Transnet’s poor performance has been estimated to cost the economy R1 billion every day, thanks to its poor performance in moving goods via rail and ports.
This is equivalent to wiping out a midsize municipality’s daily budget, worth around 5% of GDP.
A time of retrenchments
Mavuso said that South African unions are living in a world that has not existed for 15 years, in which growth was over 5% and the government had major budget surpluses.
However, South Africa now lives in a world where Goodyear Tyres had to retrench 900 workers after shutting down its 78-year-old plant in the Eastern Cape.
South Africa’s mining industry has also seen massive retrenchments over the last two years, with Sibanye Stillwater, Anglo American Platinum and Impala Platinum cutting thousands of jobs.

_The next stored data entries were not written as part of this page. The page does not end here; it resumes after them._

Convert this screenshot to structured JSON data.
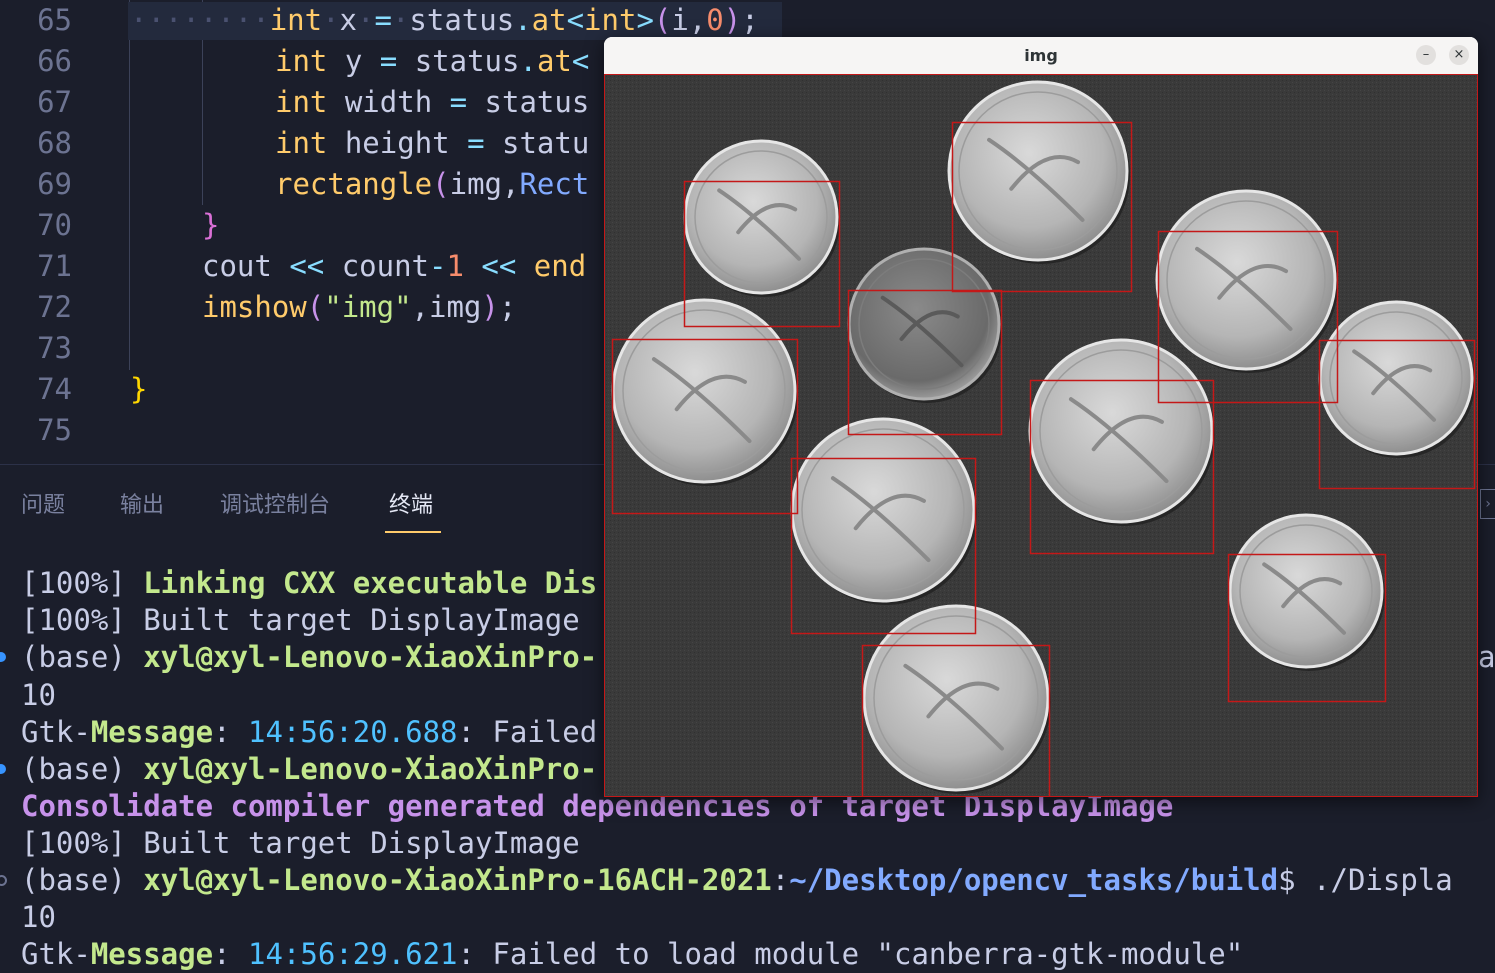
{
  "editor": {
    "lines": [
      {
        "num": "65",
        "tokens": [
          [
            "dots",
            "········"
          ],
          [
            "kw",
            "int"
          ],
          [
            "dots",
            "·"
          ],
          [
            "tx",
            "x"
          ],
          [
            "dots",
            "·"
          ],
          [
            "op",
            "="
          ],
          [
            "dots",
            "·"
          ],
          [
            "tx",
            "status"
          ],
          [
            "op",
            "."
          ],
          [
            "fn",
            "at"
          ],
          [
            "op",
            "<"
          ],
          [
            "kw",
            "int"
          ],
          [
            "op",
            ">"
          ],
          [
            "pn",
            "("
          ],
          [
            "tx",
            "i,"
          ],
          [
            "num",
            "0"
          ],
          [
            "pn",
            ")"
          ],
          [
            "tx",
            ";"
          ]
        ]
      },
      {
        "num": "66",
        "tokens": [
          [
            "kw",
            "int"
          ],
          [
            "tx",
            " y "
          ],
          [
            "op",
            "="
          ],
          [
            "tx",
            " status"
          ],
          [
            "op",
            "."
          ],
          [
            "fn",
            "at"
          ],
          [
            "op",
            "<"
          ]
        ]
      },
      {
        "num": "67",
        "tokens": [
          [
            "kw",
            "int"
          ],
          [
            "tx",
            " width "
          ],
          [
            "op",
            "="
          ],
          [
            "tx",
            " status"
          ]
        ]
      },
      {
        "num": "68",
        "tokens": [
          [
            "kw",
            "int"
          ],
          [
            "tx",
            " height "
          ],
          [
            "op",
            "="
          ],
          [
            "tx",
            " statu"
          ]
        ]
      },
      {
        "num": "69",
        "tokens": [
          [
            "fn",
            "rectangle"
          ],
          [
            "pn",
            "("
          ],
          [
            "tx",
            "img,"
          ],
          [
            "ty",
            "Rect"
          ]
        ]
      },
      {
        "num": "70",
        "tokens": [
          [
            "brace2",
            "}"
          ]
        ]
      },
      {
        "num": "71",
        "tokens": [
          [
            "tx",
            "cout "
          ],
          [
            "op",
            "<<"
          ],
          [
            "tx",
            " count"
          ],
          [
            "op",
            "-"
          ],
          [
            "num",
            "1"
          ],
          [
            "tx",
            " "
          ],
          [
            "op",
            "<<"
          ],
          [
            "tx",
            " "
          ],
          [
            "fn",
            "end"
          ]
        ]
      },
      {
        "num": "72",
        "tokens": [
          [
            "fn",
            "imshow"
          ],
          [
            "pn",
            "("
          ],
          [
            "str",
            "\"img\""
          ],
          [
            "tx",
            ",img"
          ],
          [
            "pn",
            ")"
          ],
          [
            "tx",
            ";"
          ]
        ]
      },
      {
        "num": "73",
        "tokens": []
      },
      {
        "num": "74",
        "tokens": [
          [
            "brace",
            "}"
          ]
        ]
      },
      {
        "num": "75",
        "tokens": []
      }
    ]
  },
  "panel": {
    "tabs": [
      {
        "label": "问题",
        "active": false
      },
      {
        "label": "输出",
        "active": false
      },
      {
        "label": "调试控制台",
        "active": false
      },
      {
        "label": "终端",
        "active": true
      }
    ],
    "terminal": [
      {
        "dot": "",
        "segs": [
          [
            "tx",
            "[100%] "
          ],
          [
            "t-green",
            "Linking CXX executable Dis"
          ]
        ]
      },
      {
        "dot": "",
        "segs": [
          [
            "tx",
            "[100%] Built target DisplayImage"
          ]
        ]
      },
      {
        "dot": "filled",
        "segs": [
          [
            "tx",
            "(base) "
          ],
          [
            "t-green",
            "xyl@xyl-Lenovo-XiaoXinPro-"
          ]
        ],
        "trail": "a"
      },
      {
        "dot": "",
        "segs": [
          [
            "tx",
            "10"
          ]
        ]
      },
      {
        "dot": "",
        "segs": [
          [
            "tx",
            "Gtk-"
          ],
          [
            "t-msg",
            "Message"
          ],
          [
            "tx",
            ": "
          ],
          [
            "t-cyan",
            "14:56:20.688"
          ],
          [
            "tx",
            ": Failed"
          ]
        ]
      },
      {
        "dot": "filled",
        "segs": [
          [
            "tx",
            "(base) "
          ],
          [
            "t-green",
            "xyl@xyl-Lenovo-XiaoXinPro-"
          ]
        ]
      },
      {
        "dot": "",
        "segs": [
          [
            "t-purple",
            "Consolidate compiler generated dependencies of target DisplayImage"
          ]
        ]
      },
      {
        "dot": "",
        "segs": [
          [
            "tx",
            "[100%] Built target DisplayImage"
          ]
        ]
      },
      {
        "dot": "hollow",
        "segs": [
          [
            "tx",
            "(base) "
          ],
          [
            "t-green",
            "xyl@xyl-Lenovo-XiaoXinPro-16ACH-2021"
          ],
          [
            "tx",
            ":"
          ],
          [
            "t-blue",
            "~/Desktop/opencv_tasks/build"
          ],
          [
            "tx",
            "$ ./Displa"
          ]
        ]
      },
      {
        "dot": "",
        "segs": [
          [
            "tx",
            "10"
          ]
        ]
      },
      {
        "dot": "",
        "segs": [
          [
            "tx",
            "Gtk-"
          ],
          [
            "t-msg",
            "Message"
          ],
          [
            "tx",
            ": "
          ],
          [
            "t-cyan",
            "14:56:29.621"
          ],
          [
            "tx",
            ": Failed to load module \"canberra-gtk-module\""
          ]
        ]
      }
    ]
  },
  "img_window": {
    "title": "img",
    "minimize_icon": "–",
    "close_icon": "×",
    "coin_count": 10,
    "box_color": "#c41818"
  }
}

Mavuso said that many mining retrenchments can be linked to companies not getting their product to the relevant markets.
In many cases, union action at Transnet directly contributes to the job carnage, as its poor logistics have stopped companies from exporting.
Mavuso said that management should also be blamed for refusing to insist on performance-linked pay. She argued that pay could be linked to improvements in shipping volumes.
“Instead, the unions demanded guaranteed increases regardless of whether Transnet improves its service delivery.
“This represents a toxic dynamic where unions treat the state as an endless ATM. Private sector unions understand that companies must remain viable to protect jobs.”
The additional job security guarantees in the wage agreement also further limit Transnet’s flexibility to restructure and improve performance.
The BLSA CEO stated that Transnet needs private sector investment and competition. Still, as long as militant unions can veto meaningful reform, South Africa will be stuck in a cycle of bailouts and poor performance.
“National Treasury must demand that any future bailouts come with strict conditions that break the unions’ stranglehold over Transnet’s operations,” she said.
“Treasury must insist on performance metrics as strict as those facing any private company seeking bailout funds, and the power to override union objections when restructuring is needed.”